Je pratique depuis toujours la forme fragmentaire, je mentirais donc en vous disant que le mode de diffusion de ces textes sur Internet entre en jeu dans leur conception et que mon rapport à l’écriture s’en trouve bouleversé. Ce qui change, c’est la vitesse. L’écrivain après tout le monde est entré dans l’ère de la vitesse, du moins lorsqu’il intervient sur la Toile. La vitesse, une sensation que cet homme de bureau ralenti par la gravure sur marbre de ses phrases intemporelles ignorait jusqu’alors. L’action d’écrire porte tout de suite, dans l’instant. Il y a une ivresse nouvelle, là, pour l’écrivain, c’est indéniable.

La régularité – une livraison par jour – est dure à tenir ?

Non, l’assiduité est partie prenante de ce nouveau mode de diffusion. Et je m’offre égoïstement ce plaisir dont rêvait Flaubert d’un livre, disait-il, “où il n’y eût qu’à écrire des phrases”.

C’est une discipline que vous appliquiez déjà à vos romans, cette quotidienneté de l’écriture ?

En effet, j’écris tous les jours, il me faut ce moment paradoxal où je me retire pour faire acte de présence, pour m’éprouver en vie et vérifier que je ne suis pas mort la veille, à mon insu. Je finirai de toute façon par faire cette désagréable surprise, paraît-il.

L’air de rien, votre blog touche parfois à l’actualité : Ingrid Betancourt, le prix unique du livre... Alors que ce n’est pas le cas dans vos livres. C’est quelque chose qui vous manquait ?

Je fais feu de tout bois, dans ce blog. Ma présence sur la grand-place d’Internet m’amène en effet parfois, assez rarement tout de même, à prendre part aux conversations qui bruissent autour de moi. On trouverait aussi dans mes romans des allusions à notre monde et à notre temps, mais sous forme plus allégorique ou métaphorique, c’est vrai.

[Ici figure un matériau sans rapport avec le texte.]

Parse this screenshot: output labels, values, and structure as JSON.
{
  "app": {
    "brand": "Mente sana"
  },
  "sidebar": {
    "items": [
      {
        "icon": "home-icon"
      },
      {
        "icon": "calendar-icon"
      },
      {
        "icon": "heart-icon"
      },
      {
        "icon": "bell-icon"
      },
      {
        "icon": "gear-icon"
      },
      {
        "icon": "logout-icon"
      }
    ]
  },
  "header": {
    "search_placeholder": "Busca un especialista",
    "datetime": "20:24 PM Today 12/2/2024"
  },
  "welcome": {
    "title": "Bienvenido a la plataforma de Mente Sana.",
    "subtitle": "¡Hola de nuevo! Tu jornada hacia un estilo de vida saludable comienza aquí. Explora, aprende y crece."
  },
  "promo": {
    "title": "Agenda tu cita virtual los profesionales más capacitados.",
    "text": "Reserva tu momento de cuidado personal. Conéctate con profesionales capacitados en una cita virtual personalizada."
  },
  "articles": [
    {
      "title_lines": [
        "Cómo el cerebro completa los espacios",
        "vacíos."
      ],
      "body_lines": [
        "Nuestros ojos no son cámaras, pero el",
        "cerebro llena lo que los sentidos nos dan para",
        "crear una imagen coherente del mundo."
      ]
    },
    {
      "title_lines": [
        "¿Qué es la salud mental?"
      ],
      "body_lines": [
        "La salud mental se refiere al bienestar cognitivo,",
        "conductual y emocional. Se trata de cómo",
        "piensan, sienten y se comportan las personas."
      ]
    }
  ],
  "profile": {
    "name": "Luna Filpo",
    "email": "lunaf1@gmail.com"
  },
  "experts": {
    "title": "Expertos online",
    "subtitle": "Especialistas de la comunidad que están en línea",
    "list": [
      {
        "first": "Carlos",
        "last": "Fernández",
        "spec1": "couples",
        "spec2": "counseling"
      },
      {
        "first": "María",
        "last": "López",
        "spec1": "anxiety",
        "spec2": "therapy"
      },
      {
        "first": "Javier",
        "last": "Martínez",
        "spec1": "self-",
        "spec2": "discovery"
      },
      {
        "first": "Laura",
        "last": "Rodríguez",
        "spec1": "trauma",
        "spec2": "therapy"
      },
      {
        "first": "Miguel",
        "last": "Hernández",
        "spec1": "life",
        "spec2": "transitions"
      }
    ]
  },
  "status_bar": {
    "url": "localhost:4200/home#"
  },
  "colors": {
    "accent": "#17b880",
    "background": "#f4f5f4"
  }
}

Vos livres semblent se construire autour d’une idée de départ que vous étirez tout au long de l’ouvrage. C’est le cas avec Démolir Nisard, par exemple, ou le récit s’enroule autour de la haine envahissante du narrateur pour un écrivain du 19e siècle, Jean-Désiré Nisard. Est-ce que dès le départ vous savez ou vous allez ? Ou bien est-ce que vous vous laissez emporter vers une destination inconnue ?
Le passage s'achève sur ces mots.